Но маленький пулемётчик не засмеялся ему в ответ, не похлопал по плечу, не порадовался вместе с ним.

Маленький пулемётчик сидел на койке, обхватив руками голову. Он даже не глянул на него.

— Дядя Тимошенко… — сразу стихнув, прошептал Митя и заглянул ему в лицо.

По щекам пулемётчика текли слёзы. Он плакал.

— Дядя Тимошенко… что с тобой?

И тогда Митя услыхал страшную весть, полученную только что с фронта, из города Лбищенска, где находился штаб Чапаевской дивизии.

Последний бой

Неспокойный, хмурый был Чапаев в ту ночь, на пятое сентября. Допоздна всё ходил из угла в угол, всё думал тревожную думу.

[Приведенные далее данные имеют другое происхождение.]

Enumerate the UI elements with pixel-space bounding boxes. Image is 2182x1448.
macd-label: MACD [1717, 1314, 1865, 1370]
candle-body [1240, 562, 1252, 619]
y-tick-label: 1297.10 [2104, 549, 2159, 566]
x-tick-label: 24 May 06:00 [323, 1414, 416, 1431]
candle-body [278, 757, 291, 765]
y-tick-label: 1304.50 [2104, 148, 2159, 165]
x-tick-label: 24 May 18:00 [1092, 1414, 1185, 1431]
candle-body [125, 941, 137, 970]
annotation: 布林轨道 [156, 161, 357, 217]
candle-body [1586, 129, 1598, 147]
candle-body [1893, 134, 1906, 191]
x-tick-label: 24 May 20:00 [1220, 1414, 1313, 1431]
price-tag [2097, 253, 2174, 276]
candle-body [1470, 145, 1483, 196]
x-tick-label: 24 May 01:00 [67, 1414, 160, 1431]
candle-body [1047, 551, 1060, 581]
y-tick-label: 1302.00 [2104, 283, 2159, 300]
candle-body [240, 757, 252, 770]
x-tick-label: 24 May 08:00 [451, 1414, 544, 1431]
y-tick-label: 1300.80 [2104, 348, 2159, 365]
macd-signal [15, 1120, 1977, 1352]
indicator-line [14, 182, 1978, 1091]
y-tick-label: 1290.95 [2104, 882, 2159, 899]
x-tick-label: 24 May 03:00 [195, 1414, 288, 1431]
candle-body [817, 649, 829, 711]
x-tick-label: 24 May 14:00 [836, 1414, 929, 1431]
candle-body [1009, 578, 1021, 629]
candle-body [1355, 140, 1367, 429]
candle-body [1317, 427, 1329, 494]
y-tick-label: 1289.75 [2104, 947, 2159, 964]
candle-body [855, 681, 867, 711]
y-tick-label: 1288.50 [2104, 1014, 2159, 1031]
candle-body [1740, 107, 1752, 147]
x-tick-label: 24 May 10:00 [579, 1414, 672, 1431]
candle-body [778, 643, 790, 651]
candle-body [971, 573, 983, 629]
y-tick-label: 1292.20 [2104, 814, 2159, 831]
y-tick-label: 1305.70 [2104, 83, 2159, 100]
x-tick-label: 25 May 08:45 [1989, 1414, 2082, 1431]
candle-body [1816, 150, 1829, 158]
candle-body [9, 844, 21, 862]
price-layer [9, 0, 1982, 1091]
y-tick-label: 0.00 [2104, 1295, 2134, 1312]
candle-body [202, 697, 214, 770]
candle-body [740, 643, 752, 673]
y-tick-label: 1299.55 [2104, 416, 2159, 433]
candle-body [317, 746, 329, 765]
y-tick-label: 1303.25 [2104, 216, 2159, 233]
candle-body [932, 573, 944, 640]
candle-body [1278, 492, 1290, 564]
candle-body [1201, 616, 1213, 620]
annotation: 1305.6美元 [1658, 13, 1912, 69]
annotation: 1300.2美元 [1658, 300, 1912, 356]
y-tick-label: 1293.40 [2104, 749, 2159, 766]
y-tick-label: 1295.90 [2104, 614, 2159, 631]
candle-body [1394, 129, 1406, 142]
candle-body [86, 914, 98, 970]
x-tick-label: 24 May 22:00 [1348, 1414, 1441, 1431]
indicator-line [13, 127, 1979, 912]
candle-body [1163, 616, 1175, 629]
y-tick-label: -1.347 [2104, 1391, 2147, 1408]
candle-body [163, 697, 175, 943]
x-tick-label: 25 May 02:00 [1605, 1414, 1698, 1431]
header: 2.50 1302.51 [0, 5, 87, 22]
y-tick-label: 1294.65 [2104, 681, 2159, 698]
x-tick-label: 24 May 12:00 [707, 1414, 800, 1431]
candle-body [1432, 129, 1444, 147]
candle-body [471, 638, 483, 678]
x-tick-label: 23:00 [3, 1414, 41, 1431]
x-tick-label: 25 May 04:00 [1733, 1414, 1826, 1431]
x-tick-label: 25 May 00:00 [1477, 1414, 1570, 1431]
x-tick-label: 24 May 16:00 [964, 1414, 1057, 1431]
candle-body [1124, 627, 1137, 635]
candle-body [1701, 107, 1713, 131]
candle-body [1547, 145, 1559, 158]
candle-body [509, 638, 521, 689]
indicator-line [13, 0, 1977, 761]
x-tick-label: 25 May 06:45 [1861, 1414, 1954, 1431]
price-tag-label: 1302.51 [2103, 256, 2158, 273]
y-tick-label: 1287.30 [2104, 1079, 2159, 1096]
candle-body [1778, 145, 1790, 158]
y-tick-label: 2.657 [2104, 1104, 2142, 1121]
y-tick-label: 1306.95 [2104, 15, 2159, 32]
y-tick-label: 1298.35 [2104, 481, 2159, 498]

Ровно бы нечего тревожиться. Высылали разведку. Ничего нового разведчики не показали: нет поблизости врага. И воздушная разведка ничего не обнаружила.

Ровно бы можно спать спокойно. Но тревога мучила и грызла Чапаева. Не слишком ли спокойно вокруг? Хитёр, увёртлив враг.

Эх, будь бы сейчас с ним Фурманов, его любимый военный комиссар! Вдвоём, может, и разглядели бы, что неладно вокруг.

Но нет возле него комиссара. Отозвал его товарищ Фрунзе на другой фронт. А нынешний, новый, Павел Степанович Батурин, — с ним ещё не подружились, не расскажешь ему, что залегло на сердце. Да и в обстановке пока мало разбирается.

Нет, слишком всё спокойно, не бывает такого на войне.

«Завтра чуть свет во все концы разошлю разведку», — решил Чапаев; с этим и лёг спать. Но даже во сне лицо его было озабоченным, и глубокая морщина разрезала лоб.